Les conditions de prescription et de communication des résultats des examens des caractéristiques génétiques sont abordées dans les articles 23 à 25.

L'article 23 étend les missions des conseillers en génétique à la prescription, sous la responsabilité d'un médecin généticien, de certains examens de génétique – les résultats restant toutefois communiqués à la personne concernée par ledit médecin. La commission spéciale a rejeté plusieurs amendements qui entendaient permettre aux conseillers en génétique de communiquer les résultats de ces examens.

L'article 25 entoure les examens des caractéristiques génétiques somatiques, dont une nouvelle définition précisera qu'elles sont « susceptibles de révéler des caractéristiques génétiques constitutionnelles », également connues sous l'appellation « découvertes incidentes ». Ces dernières seront entourées des mêmes garanties que celles qui sont prévues pour les caractéristiques constitutionnelles, en particulier au regard des exigences d'information de la personne et de sa parentèle.

Je proposerai un amendement destiné à clarifier la notion de caractéristiques génétiques somatiques.

Quant à l'article 26, il a pour objet de créer un cadre juridique spécifique au recueil des selles destinées à la préparation du microbiote fécal utilisé à des fins thérapeutiques. L'absence d'encadrement présentant des risques de sécurité sanitaire, la commission a adopté cet article, non sans renforcer sa portée puisqu'elle a prévu un régime d'autorisation.

La réalisation de l'ensemble des étapes de prélèvement des tissus ou des cellules autologues, de préparation et d'administration d'un médicament de thérapie innovante préparé ponctuellement au cours d'une seule et même intervention médicale, sera autorisée par l'article 27 du projet de loi.

Mes chers collègues, s'agissant de questions touchant aux effets du progrès scientifique pour l'encadrement éthique de la médecine et de la recherche, il va de soi que nous sommes tenus de respecter les convictions des uns et des autres.
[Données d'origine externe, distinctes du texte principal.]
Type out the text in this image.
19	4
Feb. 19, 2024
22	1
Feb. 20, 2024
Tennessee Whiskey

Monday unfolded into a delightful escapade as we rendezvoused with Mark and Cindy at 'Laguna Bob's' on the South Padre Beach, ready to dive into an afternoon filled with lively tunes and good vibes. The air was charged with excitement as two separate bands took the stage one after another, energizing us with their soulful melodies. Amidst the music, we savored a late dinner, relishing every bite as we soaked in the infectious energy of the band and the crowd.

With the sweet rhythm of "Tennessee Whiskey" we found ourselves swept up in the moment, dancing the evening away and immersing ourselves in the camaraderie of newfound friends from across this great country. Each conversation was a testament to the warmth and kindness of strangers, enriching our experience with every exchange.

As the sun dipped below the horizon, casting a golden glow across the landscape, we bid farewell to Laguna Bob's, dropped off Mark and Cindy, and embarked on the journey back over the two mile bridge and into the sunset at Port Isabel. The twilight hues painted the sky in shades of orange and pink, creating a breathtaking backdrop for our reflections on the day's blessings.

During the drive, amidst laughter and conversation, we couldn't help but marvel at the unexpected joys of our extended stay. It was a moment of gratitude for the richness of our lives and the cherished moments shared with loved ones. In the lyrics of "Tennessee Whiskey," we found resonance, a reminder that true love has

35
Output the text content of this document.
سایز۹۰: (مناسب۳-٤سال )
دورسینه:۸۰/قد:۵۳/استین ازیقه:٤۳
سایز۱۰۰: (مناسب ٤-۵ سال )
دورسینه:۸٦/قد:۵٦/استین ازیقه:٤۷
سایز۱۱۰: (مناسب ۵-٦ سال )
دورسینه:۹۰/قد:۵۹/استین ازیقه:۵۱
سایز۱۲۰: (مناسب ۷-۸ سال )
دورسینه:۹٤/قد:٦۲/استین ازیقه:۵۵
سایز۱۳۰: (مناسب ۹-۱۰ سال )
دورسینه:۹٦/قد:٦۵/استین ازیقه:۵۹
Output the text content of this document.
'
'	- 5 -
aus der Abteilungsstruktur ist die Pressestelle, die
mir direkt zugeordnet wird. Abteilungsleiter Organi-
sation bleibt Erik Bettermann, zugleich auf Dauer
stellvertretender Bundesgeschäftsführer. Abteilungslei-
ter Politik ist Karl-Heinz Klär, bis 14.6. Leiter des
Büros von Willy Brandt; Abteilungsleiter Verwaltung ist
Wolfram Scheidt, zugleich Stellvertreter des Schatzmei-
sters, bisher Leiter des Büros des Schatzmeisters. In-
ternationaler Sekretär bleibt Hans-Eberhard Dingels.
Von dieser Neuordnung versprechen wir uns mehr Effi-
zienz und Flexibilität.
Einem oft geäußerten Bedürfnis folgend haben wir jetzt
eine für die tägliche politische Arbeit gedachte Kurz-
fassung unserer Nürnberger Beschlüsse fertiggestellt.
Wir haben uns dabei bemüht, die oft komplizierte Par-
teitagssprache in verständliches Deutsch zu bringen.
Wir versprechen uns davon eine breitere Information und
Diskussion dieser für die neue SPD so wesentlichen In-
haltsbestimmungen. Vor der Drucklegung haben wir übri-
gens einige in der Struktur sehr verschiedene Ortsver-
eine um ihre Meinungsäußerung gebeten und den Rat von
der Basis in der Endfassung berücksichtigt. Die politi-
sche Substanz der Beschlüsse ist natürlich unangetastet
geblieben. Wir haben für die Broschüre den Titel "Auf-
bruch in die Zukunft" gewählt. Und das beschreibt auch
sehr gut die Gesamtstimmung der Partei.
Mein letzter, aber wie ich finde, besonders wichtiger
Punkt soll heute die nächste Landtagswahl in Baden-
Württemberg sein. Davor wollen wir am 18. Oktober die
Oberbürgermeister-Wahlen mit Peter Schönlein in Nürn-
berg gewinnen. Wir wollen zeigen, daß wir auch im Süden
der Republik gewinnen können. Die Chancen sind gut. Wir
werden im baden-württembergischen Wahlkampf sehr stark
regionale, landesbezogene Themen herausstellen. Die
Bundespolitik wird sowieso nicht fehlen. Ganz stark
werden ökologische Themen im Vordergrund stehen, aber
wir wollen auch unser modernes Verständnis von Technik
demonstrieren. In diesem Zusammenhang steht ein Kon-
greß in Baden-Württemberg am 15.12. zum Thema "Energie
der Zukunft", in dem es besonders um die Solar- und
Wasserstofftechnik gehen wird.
Nous devons dépasser les clivages politiques traditionnels afin de trouver un point d'équilibre, indispensable au bien commun. En ce sens, je suis persuadé que ce projet de loi, auquel nous avons collectivement consacré un travail considérable, permettra de faciliter l'exercice des chercheurs et du corps soignant, tout en posant le cadre juridique nécessaire à l'affirmation de limites éthiques et à la réaffirmation des principes fondamentaux que sont la dignité de l'être humain, le respect dû au corps et l'intérêt supérieur de l'enfant.